Grüner Stahl muss aus Europa kommen
Europa steht wirtschaftlich vor großen Herausforderungen. Immer häufiger setzen Staaten ihre wirtschaftliche Macht strategisch ein – mit Subventionen, Dumpingpreisen oder gezielter Industriepolitik. Für Deutschland und besonders für das Saarland als Industriestandort ist deshalb klar: Wir brauchen eine starke europäische Industriepolitik, die unsere Unternehmen und Arbeitsplätze schützt.
Gerade die Stahlindustrie zeigt, wie wichtig das ist. Sie steht mitten in einer historischen Transformation hin zu klimaneutraler Produktion. Milliarden werden in neue Technologien investiert, um Stahl künftig klimafreundlich herzustellen. Für das Saarland ist das eine große Chance – aber nur dann, wenn die Wertschöpfung auch in Europa bleibt.

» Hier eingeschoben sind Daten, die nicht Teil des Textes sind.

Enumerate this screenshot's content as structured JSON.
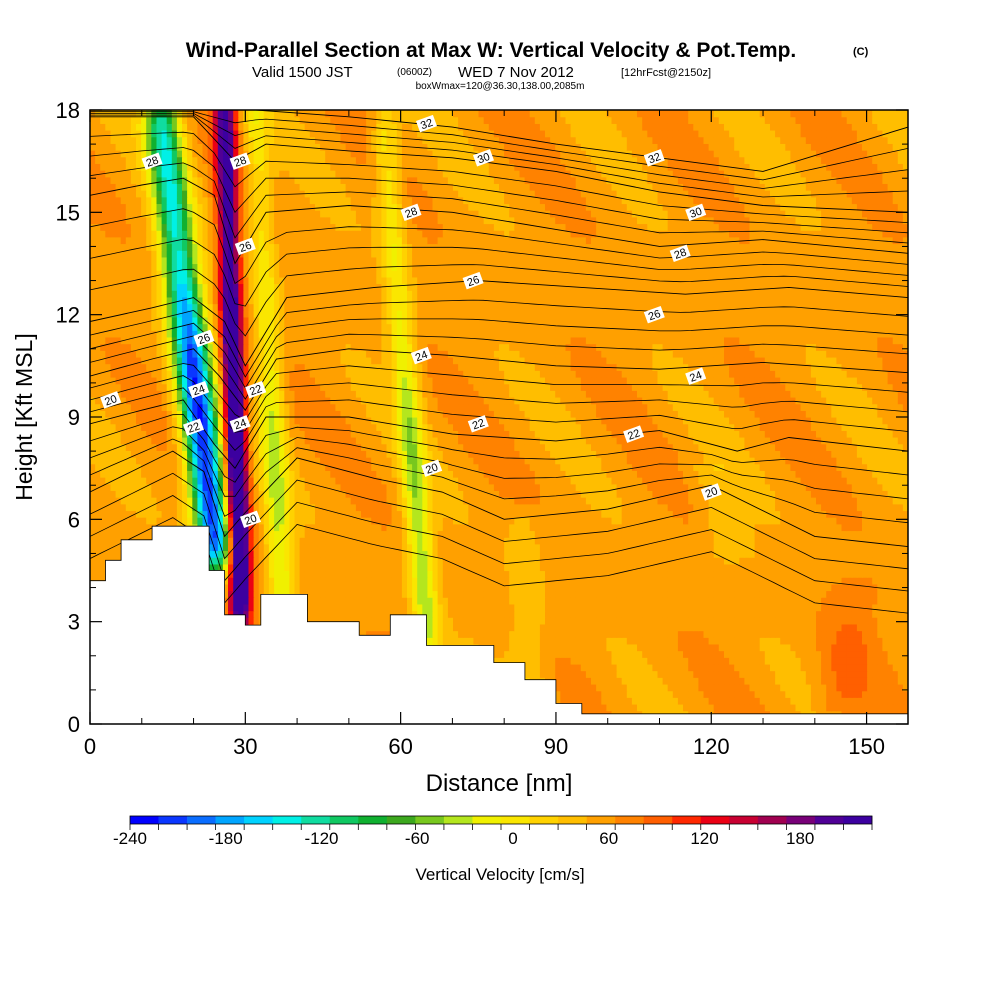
{
  "header": {
    "title": "Wind-Parallel Section at Max W: Vertical Velocity & Pot.Temp.",
    "copyright": "(C)",
    "valid_prefix": "Valid 1500 JST",
    "valid_z": "(0600Z)",
    "valid_date": "WED 7 Nov 2012",
    "forecast": "[12hrFcst@2150z]",
    "box_info": "boxWmax=120@36.30,138.00,2085m"
  },
  "chart_data": {
    "type": "heatmap",
    "xlabel": "Distance [nm]",
    "ylabel": "Height [Kft MSL]",
    "xlim": [
      0,
      158
    ],
    "ylim": [
      0,
      18
    ],
    "x_ticks": [
      "0",
      "30",
      "60",
      "90",
      "120",
      "150"
    ],
    "y_ticks": [
      "0",
      "3",
      "6",
      "9",
      "12",
      "15",
      "18"
    ],
    "colorbar": {
      "label": "Vertical Velocity [cm/s]",
      "min": -240,
      "max": 210,
      "step": 15,
      "tick_labels": [
        "-240",
        "-180",
        "-120",
        "-60",
        "0",
        "60",
        "120",
        "180"
      ],
      "colors": [
        "#0000ff",
        "#0a36ff",
        "#0a6dff",
        "#00a5ff",
        "#00d2ff",
        "#00f0e6",
        "#10dca0",
        "#10c862",
        "#10b030",
        "#3ca81e",
        "#78c81e",
        "#b4e61e",
        "#f0f000",
        "#fae600",
        "#ffd200",
        "#ffbe00",
        "#ffa000",
        "#ff8200",
        "#ff5f00",
        "#ff2800",
        "#eb0014",
        "#c80032",
        "#a00050",
        "#780078",
        "#500096",
        "#3c00a0"
      ]
    },
    "terrain_kft": [
      [
        0,
        4.2
      ],
      [
        3,
        4.8
      ],
      [
        6,
        5.4
      ],
      [
        12,
        5.8
      ],
      [
        23,
        4.5
      ],
      [
        26,
        3.2
      ],
      [
        30,
        2.9
      ],
      [
        33,
        3.8
      ],
      [
        42,
        3.0
      ],
      [
        52,
        2.6
      ],
      [
        58,
        3.2
      ],
      [
        65,
        2.3
      ],
      [
        72,
        2.3
      ],
      [
        78,
        1.8
      ],
      [
        84,
        1.3
      ],
      [
        90,
        0.6
      ],
      [
        95,
        0.3
      ],
      [
        158,
        0.3
      ]
    ],
    "vertical_velocity_features": [
      {
        "name": "downdraft-core",
        "x_base": 24,
        "y_base": 5.5,
        "x_top": 14,
        "y_top": 17.5,
        "width_nm": 7,
        "peak_cm_s": -240
      },
      {
        "name": "updraft-core",
        "x_base": 29,
        "y_base": 4.0,
        "x_top": 26,
        "y_top": 18,
        "width_nm": 4,
        "peak_cm_s": 210
      },
      {
        "name": "downdraft-band-2",
        "x_base": 65,
        "y_base": 3.0,
        "x_top": 57,
        "y_top": 17,
        "width_nm": 5,
        "peak_cm_s": -80
      },
      {
        "name": "downdraft-band-3",
        "x_base": 37,
        "y_base": 4.0,
        "x_top": 32,
        "y_top": 18,
        "width_nm": 5,
        "peak_cm_s": -70
      },
      {
        "name": "weak-downdraft-4",
        "x_base": 85,
        "y_base": 0.5,
        "x_top": 84,
        "y_top": 6,
        "width_nm": 8,
        "peak_cm_s": -25
      },
      {
        "name": "weak-downdraft-5",
        "x_base": 124,
        "y_base": 5.0,
        "x_top": 120,
        "y_top": 7.5,
        "width_nm": 8,
        "peak_cm_s": -25
      },
      {
        "name": "weak-updraft-6",
        "x_base": 145,
        "y_base": 0.5,
        "x_top": 148,
        "y_top": 4,
        "width_nm": 10,
        "peak_cm_s": 25
      }
    ],
    "theta_contours": [
      {
        "label": "20",
        "points": [
          [
            0,
            6.8
          ],
          [
            8,
            7.4
          ],
          [
            16,
            8.0
          ],
          [
            22,
            7.4
          ],
          [
            26,
            5.5
          ],
          [
            30,
            6.2
          ],
          [
            40,
            7.8
          ],
          [
            55,
            7.2
          ],
          [
            68,
            6.8
          ],
          [
            80,
            6.0
          ],
          [
            100,
            6.3
          ],
          [
            120,
            7.0
          ],
          [
            140,
            5.5
          ],
          [
            158,
            5.2
          ]
        ],
        "labels_at": [
          [
            4,
            9.5
          ],
          [
            31,
            6.0
          ],
          [
            66,
            7.5
          ],
          [
            120,
            6.8
          ]
        ]
      },
      {
        "label": "22",
        "points": [
          [
            0,
            8.8
          ],
          [
            10,
            9.2
          ],
          [
            18,
            9.5
          ],
          [
            24,
            8.2
          ],
          [
            28,
            7.5
          ],
          [
            34,
            9.0
          ],
          [
            50,
            9.0
          ],
          [
            70,
            8.5
          ],
          [
            90,
            8.3
          ],
          [
            110,
            8.6
          ],
          [
            125,
            8.0
          ],
          [
            135,
            8.4
          ],
          [
            158,
            8.0
          ]
        ],
        "labels_at": [
          [
            20,
            8.7
          ],
          [
            32,
            9.8
          ],
          [
            75,
            8.8
          ],
          [
            105,
            8.5
          ]
        ]
      },
      {
        "label": "24",
        "points": [
          [
            0,
            10.2
          ],
          [
            12,
            10.7
          ],
          [
            20,
            11.0
          ],
          [
            25,
            10.2
          ],
          [
            30,
            9.2
          ],
          [
            36,
            10.7
          ],
          [
            50,
            11.0
          ],
          [
            70,
            10.8
          ],
          [
            90,
            10.5
          ],
          [
            110,
            10.4
          ],
          [
            130,
            10.6
          ],
          [
            158,
            10.3
          ]
        ],
        "labels_at": [
          [
            21,
            9.8
          ],
          [
            29,
            8.8
          ],
          [
            64,
            10.8
          ],
          [
            117,
            10.2
          ]
        ]
      },
      {
        "label": "26",
        "points": [
          [
            0,
            11.8
          ],
          [
            12,
            12.2
          ],
          [
            20,
            12.5
          ],
          [
            26,
            11.8
          ],
          [
            30,
            10.5
          ],
          [
            38,
            12.5
          ],
          [
            55,
            12.8
          ],
          [
            75,
            13.0
          ],
          [
            95,
            12.8
          ],
          [
            115,
            12.6
          ],
          [
            135,
            12.8
          ],
          [
            158,
            12.5
          ]
        ],
        "labels_at": [
          [
            22,
            11.3
          ],
          [
            30,
            14.0
          ],
          [
            74,
            13.0
          ],
          [
            109,
            12.0
          ]
        ]
      },
      {
        "label": "28",
        "points": [
          [
            0,
            15.5
          ],
          [
            10,
            15.8
          ],
          [
            18,
            16.0
          ],
          [
            24,
            15.5
          ],
          [
            28,
            13.5
          ],
          [
            34,
            15.0
          ],
          [
            50,
            15.2
          ],
          [
            70,
            15.0
          ],
          [
            90,
            14.5
          ],
          [
            110,
            14.0
          ],
          [
            130,
            14.2
          ],
          [
            158,
            13.8
          ]
        ],
        "labels_at": [
          [
            12,
            16.5
          ],
          [
            29,
            16.5
          ],
          [
            62,
            15.0
          ],
          [
            114,
            13.8
          ]
        ]
      },
      {
        "label": "30",
        "points": [
          [
            0,
            17.8
          ],
          [
            20,
            17.8
          ],
          [
            28,
            16.5
          ],
          [
            34,
            17.0
          ],
          [
            50,
            16.8
          ],
          [
            70,
            16.6
          ],
          [
            90,
            16.2
          ],
          [
            110,
            15.6
          ],
          [
            130,
            15.2
          ],
          [
            158,
            15.0
          ]
        ],
        "labels_at": [
          [
            76,
            16.6
          ],
          [
            117,
            15.0
          ]
        ]
      },
      {
        "label": "32",
        "points": [
          [
            32,
            18
          ],
          [
            50,
            17.8
          ],
          [
            70,
            17.5
          ],
          [
            90,
            17.0
          ],
          [
            110,
            16.6
          ],
          [
            130,
            16.2
          ],
          [
            158,
            17.5
          ]
        ],
        "labels_at": [
          [
            65,
            17.6
          ],
          [
            109,
            16.6
          ]
        ]
      }
    ],
    "theta_contours_unlabeled_count": 18
  }
}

Die stellvertretende SPD-Bundesvorsitzende und Landesvorsitzende der Saar-SPD, Ministerpräsidentin Anke Rehlinger, warnt deshalb vor Fehlentwicklungen auf europäischer Ebene:
„Europa sollte beim Stahl nicht von China und Indien abhängig werden. Grüne Stahlindustrie ist auch eine Frage der Unabhängigkeit Europas. Deshalb ist es nicht hinzunehmen, dass die Europäische Kommission ausgerechnet beim Stahl von ‚buy European‘ abweichen will. Von der Leyen öffnet damit die Schleusen für indischen und chinesischen Stahl und erweist der deutschen Stahlindustrie einen Bärendienst. Es macht keinen Sinn, Milliarden in neue Technologie zu investieren, grüne Leitmärkte zu schaffen und die Wertschöpfung dann Indien und China zu überlassen. Grüner Stahl sollte auch aus Europa kommen – das ist vorderstes deutsches Interesse, da wir hochproduktive Stahlstandorte wie im Saarland haben.“
Für die SPD ist klar: Wer Milliarden in klimaneutrale Industrie investiert, muss auch dafür sorgen, dass diese Investitionen Arbeitsplätze und Wertschöpfung in Europa sichern. Gerade Regionen wie das Saarland zeigen, wie wichtig eine starke Industriepolitik für Wohlstand, gute Arbeit und die Zukunft unserer Wirtschaft ist.